Not a lot to say about the finer points of the grid. Four long Downs provide color (and help offset the ordinariness of the bulk of the fill). Every one of those Four adds interest to the grid. It's a vivid and varied set. I'm seeing trapeze artists dressed as Odysseus and Achilles throwing open their arms to catch one another during a circus act ... and the circus is in ANCHORAGE, I guess. I always have trouble with ISIAH, or, I at least have to think about it, since the more common spelling (I think) is ISAIAH ... which honestly looks wrong if you stare at it too long. That -AIA- vowel string is like "you can't be serious." But no, that *is* how you spell it most of the time. Interestingly, when I try to google "Isaiah," the predictive text feature believes I'm looking for ISIAH Thomas, so people must misspell his name constantly. I hesitated at LEAR thinking it might be LEER (?!) (18D: Big name in jets). I thought maybe DESI before getting LUCY (29D: Ethel's neighbor/pal, on 1950s TV), which, now that I read the whole clue, and now that I think about the fact that DESI was the actor, not the character, is absurd. Though I was very fast with this one, I had to steer around ANN'S (39D: St. ___ (common church name)) (clue too vague for me) and SHINE (52D: What stars and bootblacks both do) (clue too thinky for me). Everything else fell in easily.
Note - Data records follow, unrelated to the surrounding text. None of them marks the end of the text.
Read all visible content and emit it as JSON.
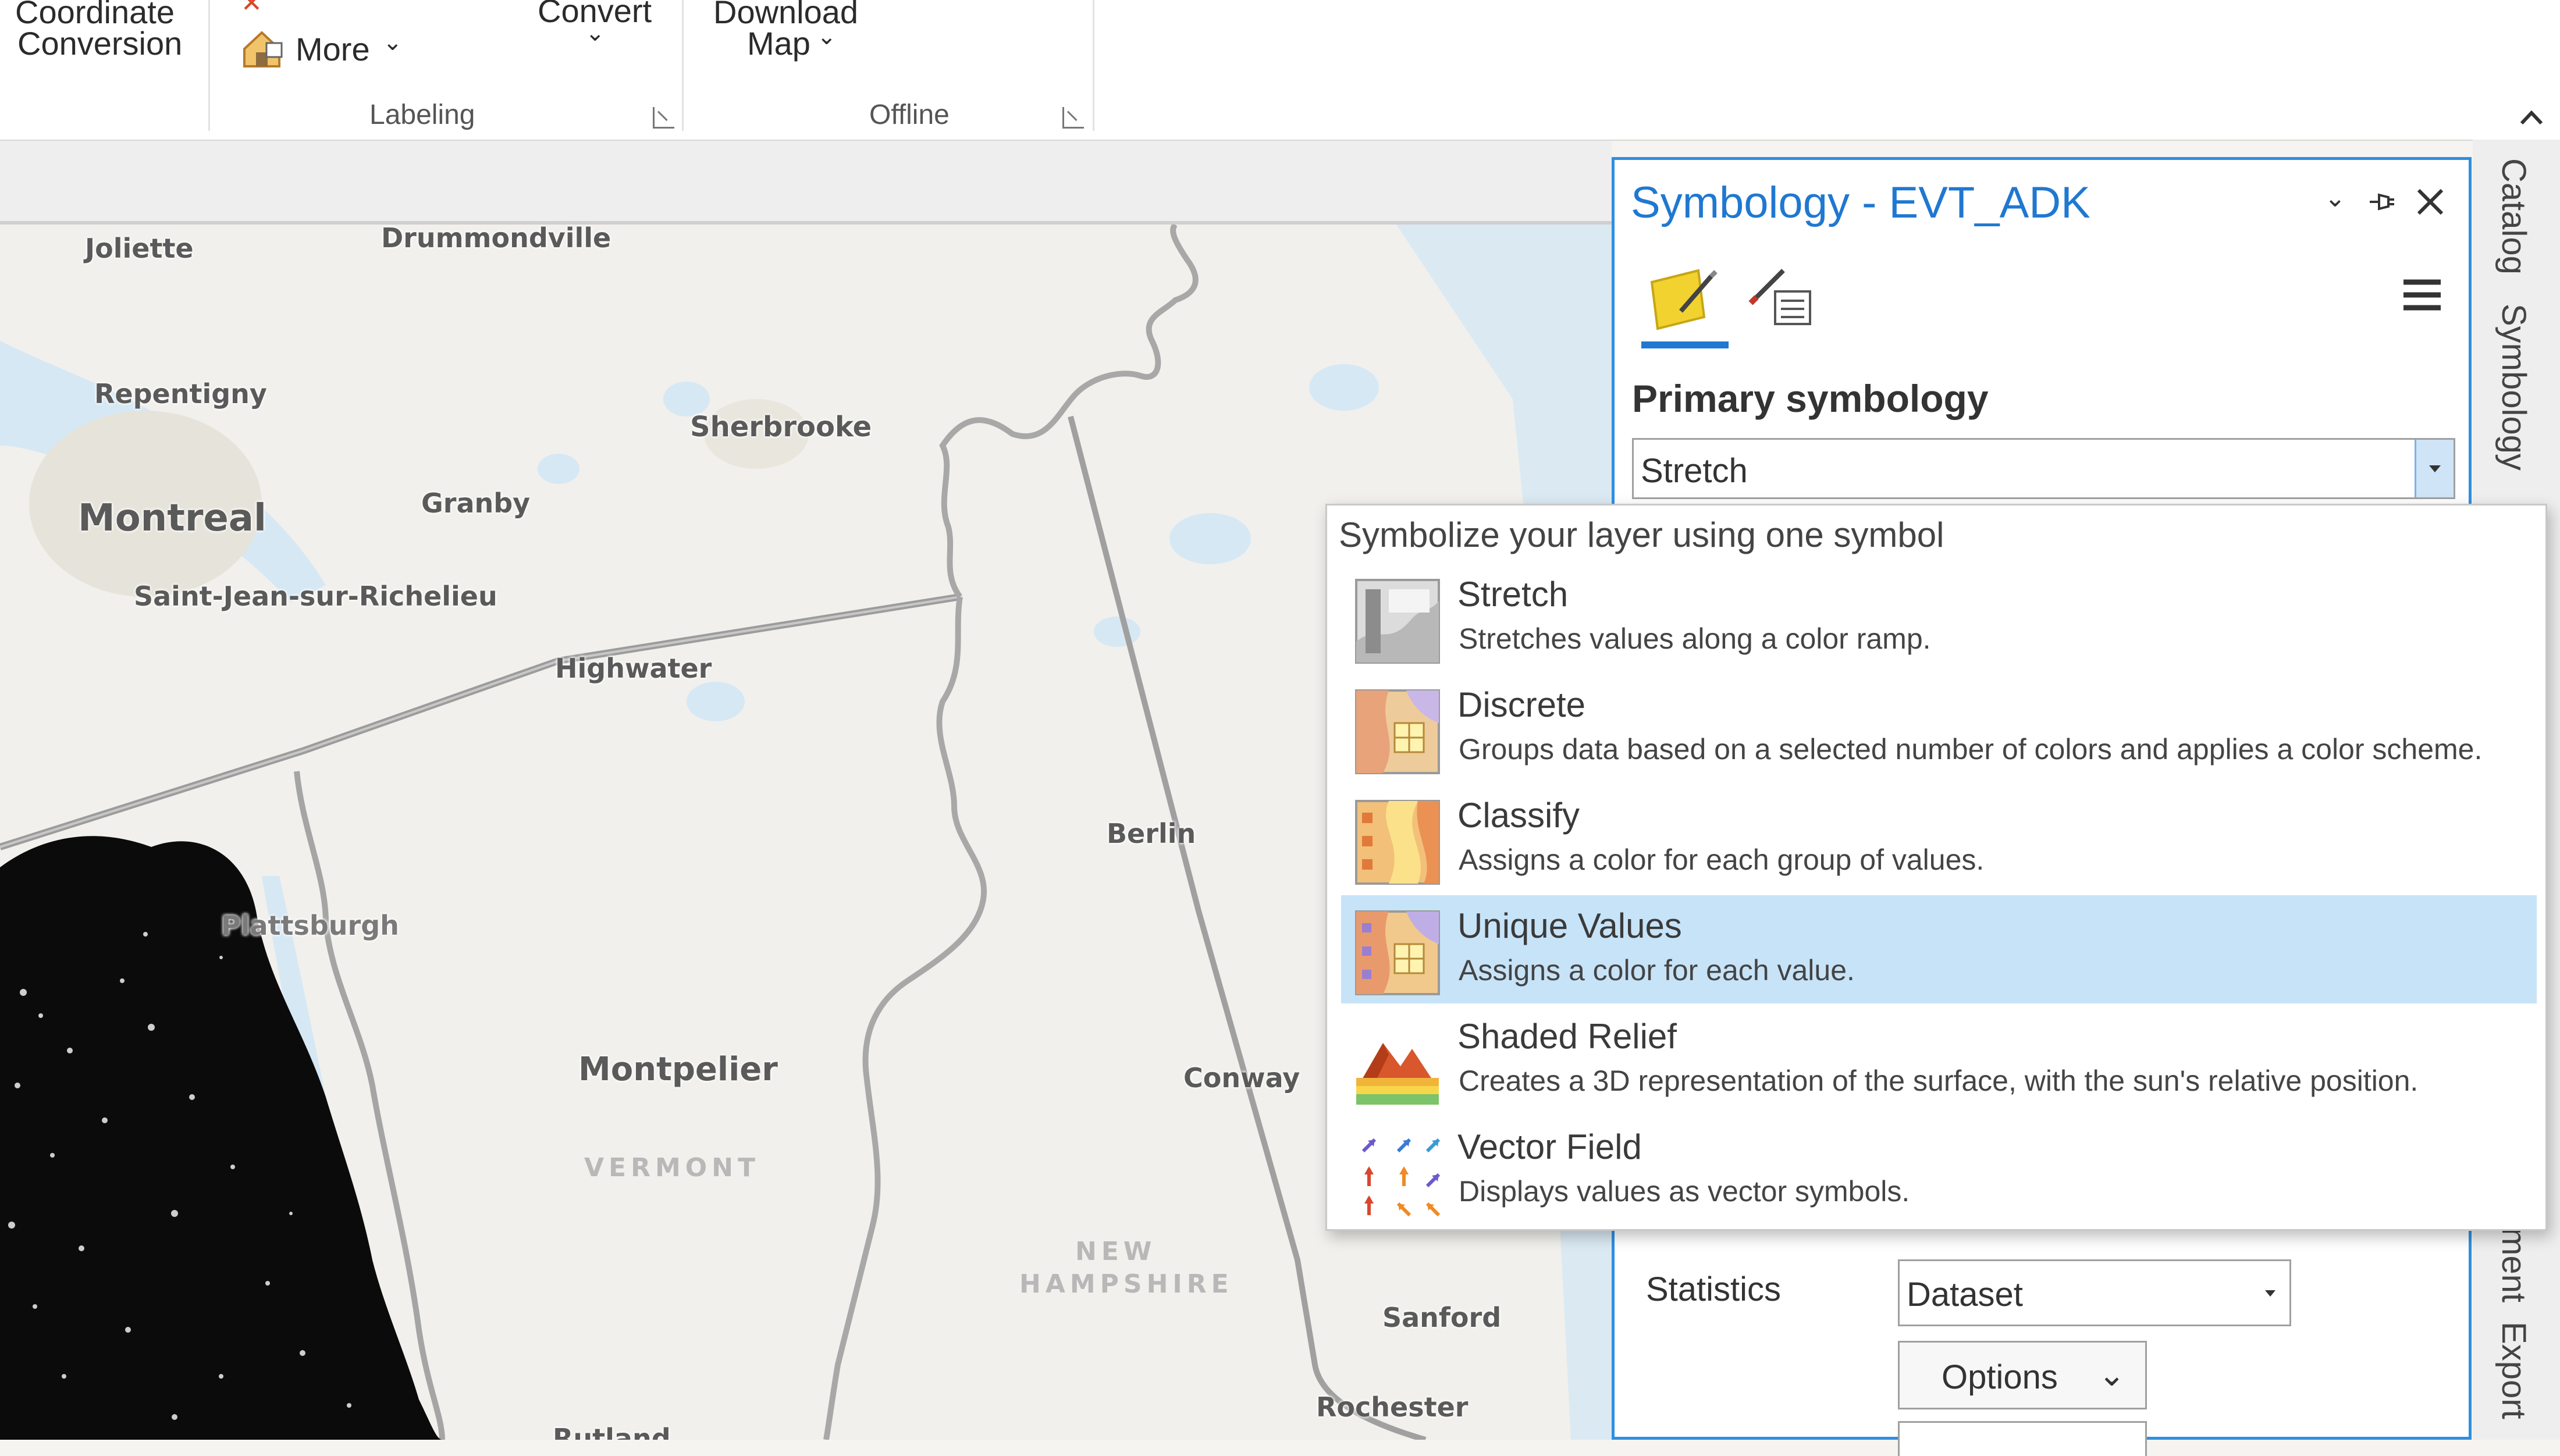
{
  "ribbon": {
    "coordinate_conversion_line1": "Coordinate",
    "coordinate_conversion_line2": "Conversion",
    "more_label": "More",
    "convert_label": "Convert",
    "download_map_line1": "Download",
    "download_map_line2": "Map",
    "group_labeling": "Labeling",
    "group_offline": "Offline"
  },
  "map": {
    "labels": {
      "joliette": "Joliette",
      "drummondville": "Drummondville",
      "repentigny": "Repentigny",
      "sherbrooke": "Sherbrooke",
      "granby": "Granby",
      "montreal": "Montreal",
      "saint_jean": "Saint-Jean-sur-Richelieu",
      "highwater": "Highwater",
      "berlin": "Berlin",
      "plattsburgh": "Plattsburgh",
      "montpelier": "Montpelier",
      "conway": "Conway",
      "vermont": "VERMONT",
      "new_hampshire_1": "NEW",
      "new_hampshire_2": "HAMPSHIRE",
      "sanford": "Sanford",
      "rochester": "Rochester",
      "rutland": "Rutland"
    }
  },
  "pane": {
    "title": "Symbology - EVT_ADK",
    "primary_label": "Primary symbology",
    "renderer_value": "Stretch",
    "statistics_label": "Statistics",
    "statistics_value": "Dataset",
    "options_label": "Options"
  },
  "side_tabs": {
    "catalog": "Catalog",
    "symbology": "Symbology",
    "element_partial": "ment",
    "export": "Export"
  },
  "dropdown": {
    "header": "Symbolize your layer using one symbol",
    "items": [
      {
        "title": "Stretch",
        "desc": "Stretches values along a color ramp.",
        "icon": "stretch-icon"
      },
      {
        "title": "Discrete",
        "desc": "Groups data based on a selected number of colors and applies a color scheme.",
        "icon": "discrete-icon"
      },
      {
        "title": "Classify",
        "desc": "Assigns a color for each group of values.",
        "icon": "classify-icon"
      },
      {
        "title": "Unique Values",
        "desc": "Assigns a color for each value.",
        "icon": "unique-values-icon"
      },
      {
        "title": "Shaded Relief",
        "desc": "Creates a 3D representation of the surface, with the sun's relative position.",
        "icon": "shaded-relief-icon"
      },
      {
        "title": "Vector Field",
        "desc": "Displays values as vector symbols.",
        "icon": "vector-field-icon"
      }
    ],
    "selected": "Unique Values"
  },
  "colors": {
    "accent": "#1f78d1",
    "selected_row": "#c7e3f8",
    "map_background": "#f1f0ec",
    "water": "#d3e6f4"
  }
}
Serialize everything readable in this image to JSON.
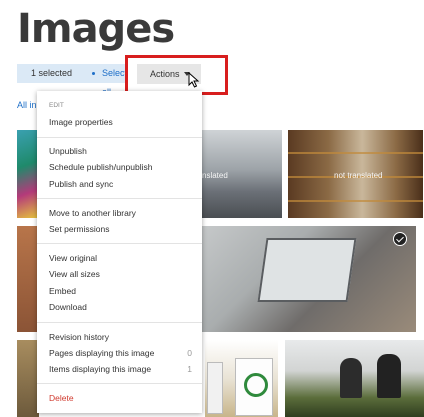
{
  "page": {
    "title": "Images"
  },
  "selection": {
    "count_label": "1 selected",
    "select_all_label": "Select all"
  },
  "toolbar": {
    "actions_label": "Actions"
  },
  "filters": {
    "all_images_link": "All in"
  },
  "tiles": {
    "not_translated_1": "nslated",
    "not_translated_2": "not translated"
  },
  "menu": {
    "edit_header": "EDIT",
    "image_properties": "Image properties",
    "unpublish": "Unpublish",
    "schedule": "Schedule publish/unpublish",
    "publish_sync": "Publish and sync",
    "move_library": "Move to another library",
    "set_permissions": "Set permissions",
    "view_original": "View original",
    "view_all_sizes": "View all sizes",
    "embed": "Embed",
    "download": "Download",
    "revision_history": "Revision history",
    "pages_displaying": "Pages displaying this image",
    "pages_count": "0",
    "items_displaying": "Items displaying this image",
    "items_count": "1",
    "delete": "Delete"
  },
  "colors": {
    "accent": "#1e6fc8",
    "highlight_box": "#d81e1e",
    "delete": "#d03a2e",
    "selection_bg": "#dbe9f6"
  }
}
Really wish the ARSENIO HALL clue (50A: Talk show host who won a season of "Celebrity Apprentice") had done him and everyone else the favor of remembering his historic run as a late-night talk show host instead of remembering him as having once been on the reality show of the world's vilest and stupidest person (it's really the whitest clue I can imagine), but otherwise, as I say, this one held up well.